The callback functions installed for the various widgets will actually give life to your application. Mundane tasks such as reacting to mouse button presses and keyboard input are all handled by the libraries supporting the instantiated widgets. This can make the application challenging to debug, since the flow of control is rather flexible, and it underscores the importance of careful design. Callbacks that call other functions invoking actions of other widgets—you get the idea. There is no easy way to automatically generate a call graph with this sort of implementation.

If your application needs to do something time consuming, it may be best to use a co-process, or at the very least, issue regular calls to XmUpdateDisplay (as on line 293). This will prevent the GUI from appearing locked. A number of different approaches for implementing progress bars and other user feedback are also available. You must remember that your application can react to the user's input only when it is not executing your code.

Callback Functions

Callbacks can be intimidating to deal with initially, but they are nothing more than pointers to functions placed in an event table. When the event for which they are registered occurs, the event dispatch loop invokes them with a few parameters. Since callbacks are passed limited state information, much of that information must be retrieved from the environment.

Callbacks are associated with events explicitly or implicitly. The XmVaCreateSimplePulldownMenu call on line 133 implicitly registers fileCB to be called whenever the user selects a menu item. The call to XtAddCallback on line 147 registers fileselCB to be called when the OK button in the file selection dialog box is pressed.

When Xt or Motif invokes a callback, it passes the widget for which the callback was registered, a single piece of client-specified data and a callback data structure specific to the widget and event for which the callback was invoked. When a callback is added to a widget via XtAddCallback, the final argument to the function is user-specified data of type XtPointer. This gives you a hook to pass information via pointers to structures. The user data element would then be cast back to the original type within the callback—be very careful here, unless you enjoy generating core files.

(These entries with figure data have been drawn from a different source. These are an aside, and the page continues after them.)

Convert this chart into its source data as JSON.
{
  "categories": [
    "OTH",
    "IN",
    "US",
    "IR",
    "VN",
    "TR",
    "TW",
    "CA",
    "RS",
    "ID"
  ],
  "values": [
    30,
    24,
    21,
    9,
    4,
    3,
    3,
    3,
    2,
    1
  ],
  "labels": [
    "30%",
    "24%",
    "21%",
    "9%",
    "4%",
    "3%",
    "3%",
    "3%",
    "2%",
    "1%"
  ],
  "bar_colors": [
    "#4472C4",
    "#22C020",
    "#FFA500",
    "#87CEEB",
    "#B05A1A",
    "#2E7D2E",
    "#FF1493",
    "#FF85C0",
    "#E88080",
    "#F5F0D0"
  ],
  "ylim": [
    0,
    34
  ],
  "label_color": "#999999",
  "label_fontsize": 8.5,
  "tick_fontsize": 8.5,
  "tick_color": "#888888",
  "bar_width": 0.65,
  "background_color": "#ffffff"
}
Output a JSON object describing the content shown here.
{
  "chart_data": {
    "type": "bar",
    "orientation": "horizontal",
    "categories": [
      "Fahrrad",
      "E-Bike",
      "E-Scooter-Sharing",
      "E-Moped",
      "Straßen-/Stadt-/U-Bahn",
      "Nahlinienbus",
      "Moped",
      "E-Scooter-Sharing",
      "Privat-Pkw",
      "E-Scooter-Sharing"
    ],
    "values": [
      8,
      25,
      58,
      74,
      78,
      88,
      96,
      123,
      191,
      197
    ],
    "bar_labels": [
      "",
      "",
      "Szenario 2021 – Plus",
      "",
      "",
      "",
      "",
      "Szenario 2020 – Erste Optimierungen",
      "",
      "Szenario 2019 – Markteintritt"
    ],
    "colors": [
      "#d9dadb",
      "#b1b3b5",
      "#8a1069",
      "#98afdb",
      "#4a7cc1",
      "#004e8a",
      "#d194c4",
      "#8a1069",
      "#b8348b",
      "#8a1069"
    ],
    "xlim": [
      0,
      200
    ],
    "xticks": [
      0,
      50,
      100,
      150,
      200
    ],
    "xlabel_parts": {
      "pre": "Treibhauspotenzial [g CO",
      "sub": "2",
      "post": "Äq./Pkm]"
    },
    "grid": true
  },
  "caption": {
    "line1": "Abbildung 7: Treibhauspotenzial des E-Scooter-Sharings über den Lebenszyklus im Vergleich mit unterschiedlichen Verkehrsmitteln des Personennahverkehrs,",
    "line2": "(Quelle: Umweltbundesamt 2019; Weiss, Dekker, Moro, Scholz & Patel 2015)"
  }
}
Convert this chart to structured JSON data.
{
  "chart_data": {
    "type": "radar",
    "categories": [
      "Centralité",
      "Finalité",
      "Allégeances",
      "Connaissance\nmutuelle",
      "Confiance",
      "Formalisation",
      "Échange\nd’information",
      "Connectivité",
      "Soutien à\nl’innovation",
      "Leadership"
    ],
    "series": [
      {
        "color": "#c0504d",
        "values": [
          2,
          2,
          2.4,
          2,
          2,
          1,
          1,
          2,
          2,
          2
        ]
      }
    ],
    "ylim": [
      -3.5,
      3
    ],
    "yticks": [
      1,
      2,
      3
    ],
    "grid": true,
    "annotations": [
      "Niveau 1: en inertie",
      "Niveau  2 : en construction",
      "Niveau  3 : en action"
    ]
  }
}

The call_data parameter is usually an instance of a callback structure derived from a basic callback structure—the first few elements in all of the Xm*CallbackStruct types are the same. For XmFileSelectionBox, the structure is defined as:

typedef struct
     {
       int      reason;
       XEvent   * event;
       XmString value;
       int      length;
       XmString mask;
       int      mask_length;
       XmString dir;
       int      dir_length;
       XmString pattern;
       int      pattern_length;
     } XmFileSelectionBoxCallbackStruct;

The meaning of each element is explained in detail in the Motif Reference Manual, and I make use of the reason and value elements on lines 275 and 277. The reason tells you why the callback was invoked; this is especially important with something like the file selection box, since it is common to use the same callback for multiple events. The value member is the actual file that was selected (its complete path). A quick look at an instance of a file selection box on the screen will give you a good idea of how the other elements are used. If you are not sure about the type of callback structure at runtime, you should cast it to type XmAnyCallbackStruct. This at least has the reason and event members which can be used to determine the nature of the call.